In 2008, Mall Galleries art consultancy in London were asked by Hellespont chairman, Basil Ph Papachristidis, to find an artist to paint 21 of the marine transport provider’s ships. The gallery being home to the Royal Society of Marine Artists meant that they had a wealth of specialist artists to choose from, but it was John Lines RSMA who seemed to be the perfect fit for Hellespont.
At that point, Lines has been painting ships for over 55 years. With a penchant for ships, he was fascinated with the fact that these huge vessels were the largest man-made objects in the world and has made a career of painting them, on the dock and at sea. Like all marine artists worth their salt, Lines knows how to capture the sea, which way the wind is blowing in his paintings, to what angle these huge ships can rock on the waves and that the aerials protruding from the top are the hardest details to get right. Lines has stories of waiting in gale force winds for a ship to arrive only to find it changed course for a different port. He talks about being woken up and just making it off one shipping liner he was invited to stay in and paint before it left to Rotterdam. ‘These ships don’t wait’ he laughs, ‘And I didn’t have my passport!’.
Papachristidis’ commission was a whirlpool of energy. Twenty-one paintings in four months. It takes a day on site with each boat and longer in the studio. Hellespont were looking for technical accuracy and clarity. They were proud of their company, their ships and their industry and wanted to project that from their office walls across the globe. John Lines has talked of what an honor it was to work for Basil Ph Papachristidis ‘a man who knows his ships’ and Papachristidis in turn referred to him as the ‘perfect artist’ for this job. ‘There’s an element of match-making in there’ says Anna Bromwich, Commissions Consultant at Mall Galleries. ‘It’s all about finding the right artist for your client’s needs and interests’.

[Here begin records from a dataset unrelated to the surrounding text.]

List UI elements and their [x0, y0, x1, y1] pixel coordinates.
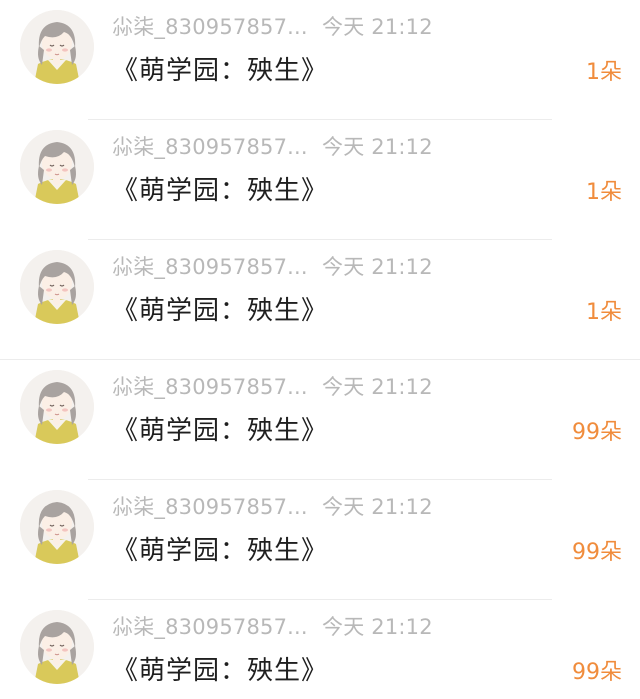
book-title[interactable]: 《萌学园：殃生》	[112, 410, 328, 447]
gift-meta: 尛柒_830957857... 今天 21:12	[112, 252, 433, 280]
gift-list-item[interactable]: 尛柒_830957857... 今天 21:12 《萌学园：殃生》 1朵	[0, 120, 640, 240]
gift-time: 今天 21:12	[322, 495, 433, 519]
gift-meta: 尛柒_830957857... 今天 21:12	[112, 612, 433, 640]
sender-name[interactable]: 尛柒_830957857...	[112, 11, 308, 41]
flower-count: 1朵	[586, 300, 622, 325]
book-title[interactable]: 《萌学园：殃生》	[112, 170, 328, 207]
anime-girl-avatar-icon[interactable]	[20, 10, 94, 84]
sender-name[interactable]: 尛柒_830957857...	[112, 611, 308, 641]
gift-time: 今天 21:12	[322, 15, 433, 39]
anime-girl-avatar-icon[interactable]	[20, 610, 94, 684]
sender-name[interactable]: 尛柒_830957857...	[112, 491, 308, 521]
flower-count: 99朵	[572, 660, 622, 685]
gift-record-list: 尛柒_830957857... 今天 21:12 《萌学园：殃生》 1朵 尛柒_…	[0, 0, 640, 699]
gift-time: 今天 21:12	[322, 255, 433, 279]
gift-list-item[interactable]: 尛柒_830957857... 今天 21:12 《萌学园：殃生》 1朵	[0, 0, 640, 120]
gift-list-item[interactable]: 尛柒_830957857... 今天 21:12 《萌学园：殃生》 1朵	[0, 240, 640, 360]
flower-count: 1朵	[586, 60, 622, 85]
anime-girl-avatar-icon[interactable]	[20, 490, 94, 564]
flower-count: 99朵	[572, 540, 622, 565]
gift-list-item[interactable]: 尛柒_830957857... 今天 21:12 《萌学园：殃生》 99朵	[0, 600, 640, 699]
sender-name[interactable]: 尛柒_830957857...	[112, 371, 308, 401]
anime-girl-avatar-icon[interactable]	[20, 370, 94, 444]
gift-meta: 尛柒_830957857... 今天 21:12	[112, 492, 433, 520]
sender-name[interactable]: 尛柒_830957857...	[112, 131, 308, 161]
flower-count: 1朵	[586, 180, 622, 205]
book-title[interactable]: 《萌学园：殃生》	[112, 530, 328, 567]
flower-count: 99朵	[572, 420, 622, 445]
anime-girl-avatar-icon[interactable]	[20, 250, 94, 324]
sender-name[interactable]: 尛柒_830957857...	[112, 251, 308, 281]
gift-list-item[interactable]: 尛柒_830957857... 今天 21:12 《萌学园：殃生》 99朵	[0, 360, 640, 480]
gift-meta: 尛柒_830957857... 今天 21:12	[112, 12, 433, 40]
gift-meta: 尛柒_830957857... 今天 21:12	[112, 372, 433, 400]
gift-time: 今天 21:12	[322, 375, 433, 399]
anime-girl-avatar-icon[interactable]	[20, 130, 94, 204]
book-title[interactable]: 《萌学园：殃生》	[112, 290, 328, 327]
gift-meta: 尛柒_830957857... 今天 21:12	[112, 132, 433, 160]
gift-time: 今天 21:12	[322, 615, 433, 639]
gift-time: 今天 21:12	[322, 135, 433, 159]
book-title[interactable]: 《萌学园：殃生》	[112, 50, 328, 87]
book-title[interactable]: 《萌学园：殃生》	[112, 650, 328, 687]
gift-list-item[interactable]: 尛柒_830957857... 今天 21:12 《萌学园：殃生》 99朵	[0, 480, 640, 600]
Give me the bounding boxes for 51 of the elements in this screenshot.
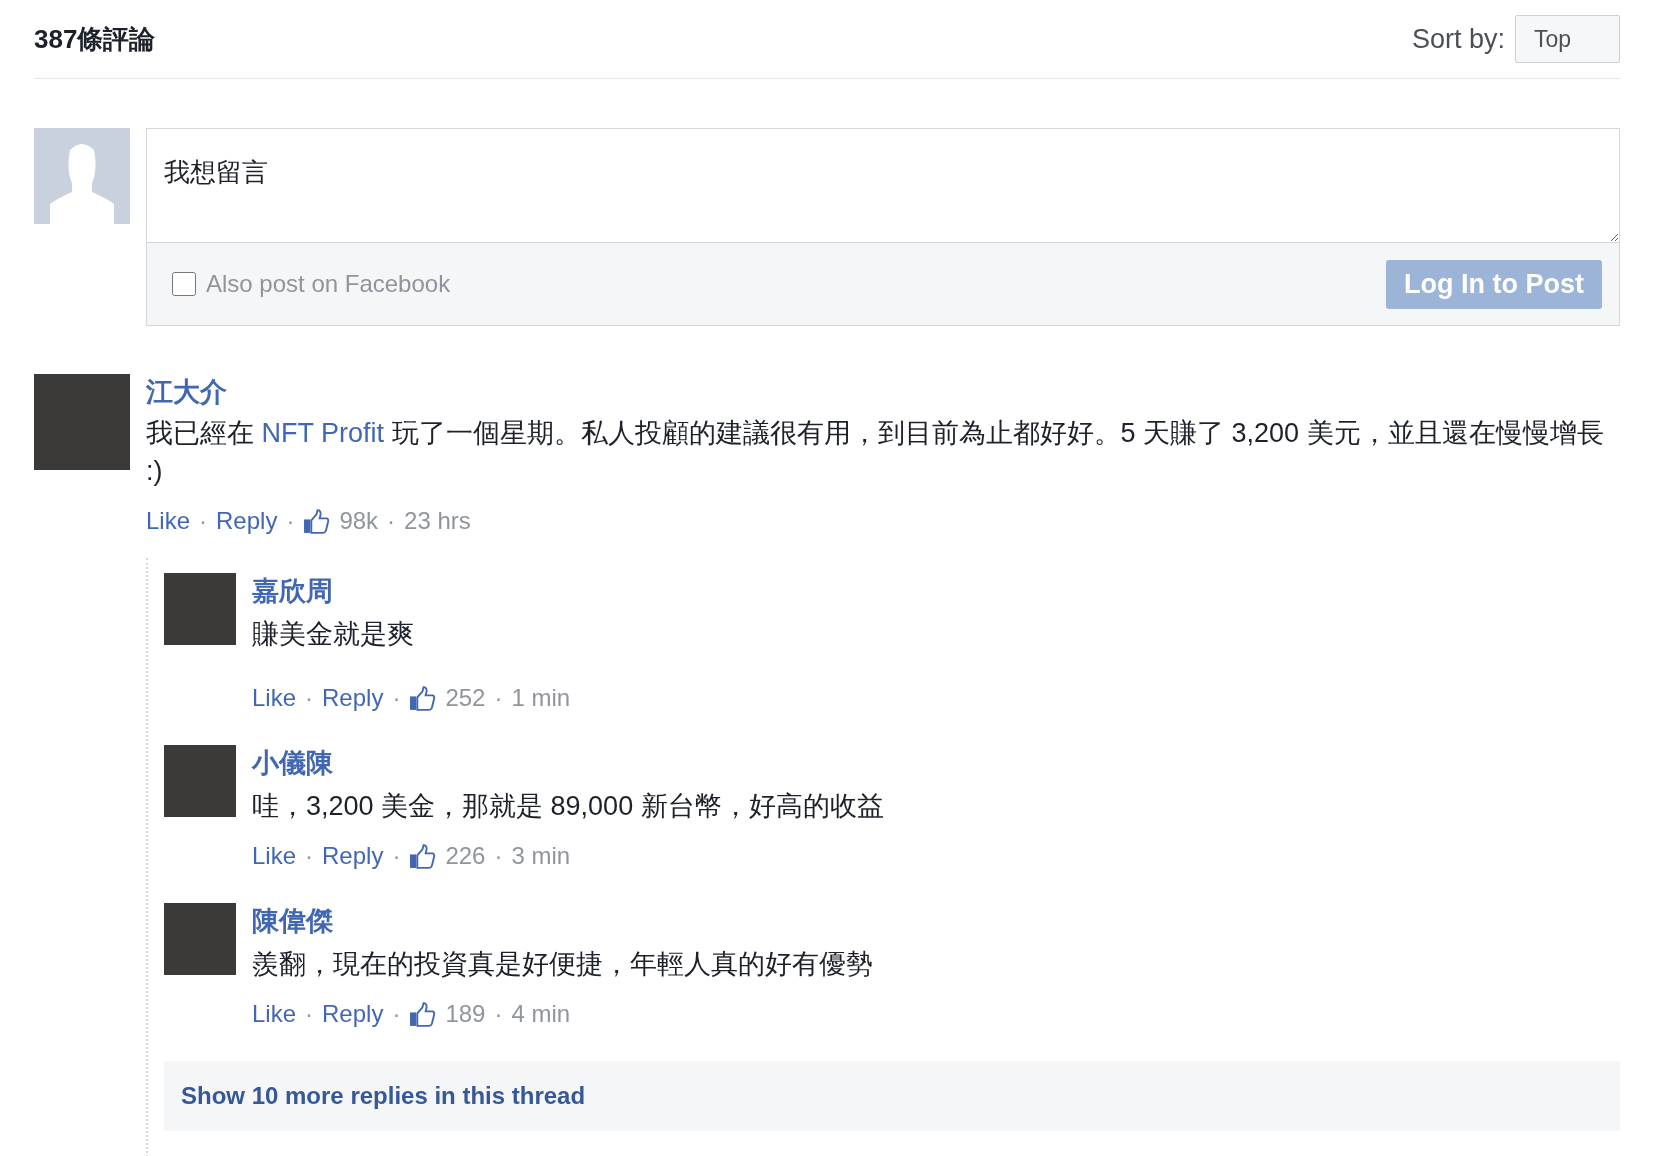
reply-link[interactable]: Reply <box>322 839 384 873</box>
comment-count-title: 387條評論 <box>34 22 156 56</box>
separator-dot: · <box>305 683 314 713</box>
sort-dropdown[interactable]: Top <box>1515 15 1620 63</box>
like-count: 252 <box>445 683 486 713</box>
comment-text: 我已經在 NFT Profit 玩了一個星期。私人投顧的建議很有用，到目前為止都好好。5 天賺了 3,200 美元，並且還在慢慢增長 :) <box>146 417 1605 488</box>
comment-text: 賺美金就是爽 <box>252 618 415 651</box>
show-more-replies-button[interactable]: Show 10 more replies in this thread <box>164 1061 1620 1131</box>
like-count: 226 <box>445 841 486 871</box>
comment-time: 1 min <box>511 683 571 713</box>
comment-input-field[interactable]: 我想留言 <box>146 128 1620 243</box>
like-count: 98k <box>339 506 379 536</box>
thumbs-up-icon <box>303 508 331 534</box>
like-link[interactable]: Like <box>252 997 297 1031</box>
sort-label: Sort by: <box>1411 23 1505 55</box>
separator-dot: · <box>392 841 401 871</box>
separator-dot: · <box>286 506 295 536</box>
separator-dot: · <box>494 999 503 1029</box>
author-name-link[interactable]: 陳偉傑 <box>252 903 333 939</box>
avatar-photo-placeholder <box>164 573 236 645</box>
separator-dot: · <box>199 506 208 536</box>
thumbs-up-icon <box>409 1001 437 1027</box>
separator-dot: · <box>494 841 503 871</box>
comment-time: 4 min <box>511 999 571 1029</box>
checkbox-label: Also post on Facebook <box>206 270 451 298</box>
author-name-link[interactable]: 江大介 <box>146 374 227 410</box>
separator-dot: · <box>392 999 401 1029</box>
comment-time: 3 min <box>511 841 571 871</box>
reply-link[interactable]: Reply <box>322 997 384 1031</box>
like-link[interactable]: Like <box>252 681 297 715</box>
like-link[interactable]: Like <box>252 839 297 873</box>
like-link[interactable]: Like <box>146 504 191 538</box>
comment-text: 羨翻，現在的投資真是好便捷，年輕人真的好有優勢 <box>252 948 874 981</box>
thumbs-up-icon <box>409 843 437 869</box>
thumbs-up-icon <box>409 685 437 711</box>
author-name-link[interactable]: 小儀陳 <box>252 745 333 781</box>
separator-dot: · <box>392 683 401 713</box>
separator-dot: · <box>305 999 314 1029</box>
avatar-photo-placeholder <box>164 903 236 975</box>
checkbox[interactable] <box>172 272 196 296</box>
separator-dot: · <box>387 506 396 536</box>
comment-text: 哇，3,200 美金，那就是 89,000 新台幣，好高的收益 <box>252 790 885 823</box>
separator-dot: · <box>494 683 503 713</box>
reply-link[interactable]: Reply <box>216 504 278 538</box>
inline-link[interactable]: NFT Profit <box>261 418 385 448</box>
comment-time: 23 hrs <box>404 506 471 536</box>
separator-dot: · <box>305 841 314 871</box>
like-count: 189 <box>445 999 486 1029</box>
avatar-photo-placeholder <box>164 745 236 817</box>
reply-link[interactable]: Reply <box>322 681 384 715</box>
author-name-link[interactable]: 嘉欣周 <box>252 573 333 609</box>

Mall Galleries art commissions range from ship portrayals like the Hellespont commission to a portrait of Stolt-Nielsen Ltd’s late CEO, Jacob Stolt-Nielsen and anywhere in-between. A still life such as Lucy McKie ROI’s beautiful shells resting on a cardboard box might evoke the shipping industry from a different angle whereas contemporary print-maker Dolores De Sade’s etchings explore the history of maritime exploration and discovery.
Fast forward a few years on from John Lines’ Hellespont commission and one of these paintings, Cavala, has been donated to the International Maritime Museum Hamburg. A much loved painting now becomes an educational tool and a historical document for future generations showing the added dimensions to commissioning works of art.